Start by clearing up misunderstandings

Loads without baselines are unreliable loads

Since the first day of Unix/Linux System management, many people have been exposed to the monitoring index System Load Average. However, not everyone knows the true meaning of this index. In general, it is common to hear the following misconceptions:

  • High Load indicates a high CPU Load…… Traditional Unix is designed differently from Linux. On Unix, Load high means multiple runnable processes, but not on Linux. For Linux, high Load can occur in two ways:

  • Raised when the number of processes in the R state in the system increases

  • The number of processes in the D state increases

  • If the Loadavg value is greater than a certain value, there must be a problem… Loadavg values are relative and are influenced by CPU and IO devices, and even by certain software-defined virtual resources. The judgment of Load high should be based on a historical Baseline, and the comparison of loads across systems should not be unprincipled.

  • Load high system must be busy… . Load High The system is busy. For example, the CPU is busy when the Load is high.
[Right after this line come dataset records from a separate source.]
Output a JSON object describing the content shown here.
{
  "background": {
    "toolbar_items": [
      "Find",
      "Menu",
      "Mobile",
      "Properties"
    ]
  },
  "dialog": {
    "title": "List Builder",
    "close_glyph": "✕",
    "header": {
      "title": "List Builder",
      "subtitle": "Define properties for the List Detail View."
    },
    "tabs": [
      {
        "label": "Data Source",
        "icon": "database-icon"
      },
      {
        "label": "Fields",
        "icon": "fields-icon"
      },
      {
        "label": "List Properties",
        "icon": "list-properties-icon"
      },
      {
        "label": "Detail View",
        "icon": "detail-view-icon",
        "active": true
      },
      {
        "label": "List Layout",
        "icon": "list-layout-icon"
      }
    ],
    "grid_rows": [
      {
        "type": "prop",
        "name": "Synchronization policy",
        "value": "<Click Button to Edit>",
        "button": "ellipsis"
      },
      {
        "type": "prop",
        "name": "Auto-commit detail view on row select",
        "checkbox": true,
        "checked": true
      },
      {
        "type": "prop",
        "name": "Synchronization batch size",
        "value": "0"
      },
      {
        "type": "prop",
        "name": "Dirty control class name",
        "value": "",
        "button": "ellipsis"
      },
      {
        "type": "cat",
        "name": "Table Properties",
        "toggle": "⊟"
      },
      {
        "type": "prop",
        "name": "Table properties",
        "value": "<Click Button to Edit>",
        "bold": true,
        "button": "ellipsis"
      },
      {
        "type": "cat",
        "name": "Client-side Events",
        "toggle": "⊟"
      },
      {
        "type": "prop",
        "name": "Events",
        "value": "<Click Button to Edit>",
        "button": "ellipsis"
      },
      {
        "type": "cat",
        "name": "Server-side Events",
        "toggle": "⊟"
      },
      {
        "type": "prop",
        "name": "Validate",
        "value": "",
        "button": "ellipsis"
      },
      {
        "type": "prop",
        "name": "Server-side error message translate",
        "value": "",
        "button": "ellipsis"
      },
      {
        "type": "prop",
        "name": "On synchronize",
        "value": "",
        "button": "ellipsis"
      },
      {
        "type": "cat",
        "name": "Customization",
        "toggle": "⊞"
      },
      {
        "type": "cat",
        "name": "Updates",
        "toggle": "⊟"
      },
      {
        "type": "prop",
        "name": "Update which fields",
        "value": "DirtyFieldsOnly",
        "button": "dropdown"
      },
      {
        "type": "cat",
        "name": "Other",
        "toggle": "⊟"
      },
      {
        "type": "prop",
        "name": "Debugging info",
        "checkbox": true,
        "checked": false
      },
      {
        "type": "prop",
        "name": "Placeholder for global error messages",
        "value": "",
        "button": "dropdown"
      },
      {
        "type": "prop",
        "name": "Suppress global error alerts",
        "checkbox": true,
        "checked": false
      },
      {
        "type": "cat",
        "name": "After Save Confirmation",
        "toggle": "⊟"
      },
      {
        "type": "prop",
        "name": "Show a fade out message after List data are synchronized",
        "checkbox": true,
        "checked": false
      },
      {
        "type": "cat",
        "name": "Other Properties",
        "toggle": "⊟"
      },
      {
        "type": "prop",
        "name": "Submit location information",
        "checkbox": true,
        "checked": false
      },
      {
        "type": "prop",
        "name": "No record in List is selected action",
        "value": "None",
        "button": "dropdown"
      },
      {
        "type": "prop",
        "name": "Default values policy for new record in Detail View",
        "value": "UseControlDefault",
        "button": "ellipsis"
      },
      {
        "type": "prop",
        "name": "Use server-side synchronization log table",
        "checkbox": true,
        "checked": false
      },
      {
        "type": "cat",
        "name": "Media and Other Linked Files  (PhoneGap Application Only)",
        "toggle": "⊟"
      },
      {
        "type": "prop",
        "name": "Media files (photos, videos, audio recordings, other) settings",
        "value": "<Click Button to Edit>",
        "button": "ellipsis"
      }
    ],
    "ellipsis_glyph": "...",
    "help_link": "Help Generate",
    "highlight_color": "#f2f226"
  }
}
If the Load is high, the system is not always busy. For example, if the I/O Load is high, disks can be busy but cpus can be idle, for example, if the IOWAIT is high. Note here that IOWait is essentially a special CPU idle state. The other Load is high. The CPU and disk peripherals are idle and may support lock contention. In this case, the IOwait of the CPU is not high, but idle is high.

Brendan Gregg in recent blog [Linux Load Averages: Solving the Mystery] (www.brendangregg.com/blog/2017-0)… , discusses the differences between Unix and Linux Load Average, and goes back 24 years to discussions in the Linux community to find out why Linux changed the Unix Load Average definition back then. According to the article, it is the d-state thread calculation method introduced by Linux that causes the high Load to become ambiguous. Because there are too many reasons for the D state switch in the system, it is not IO load, lock competition so simple! Because of this ambiguity, Load values are more difficult to compare across systems and application types. All loads should be based on historical baselines. This wechat public account has also written a related article, you can see Linux Load Average those things.

How to troubleshoot the problem of high Load

As mentioned earlier, checking loadavG is a complex process because Load is a vaguely defined metric in Linux. The basic idea is to enter different processes depending on whether the root cause of Load changes is an increase in R state tasks or an increase in D state tasks.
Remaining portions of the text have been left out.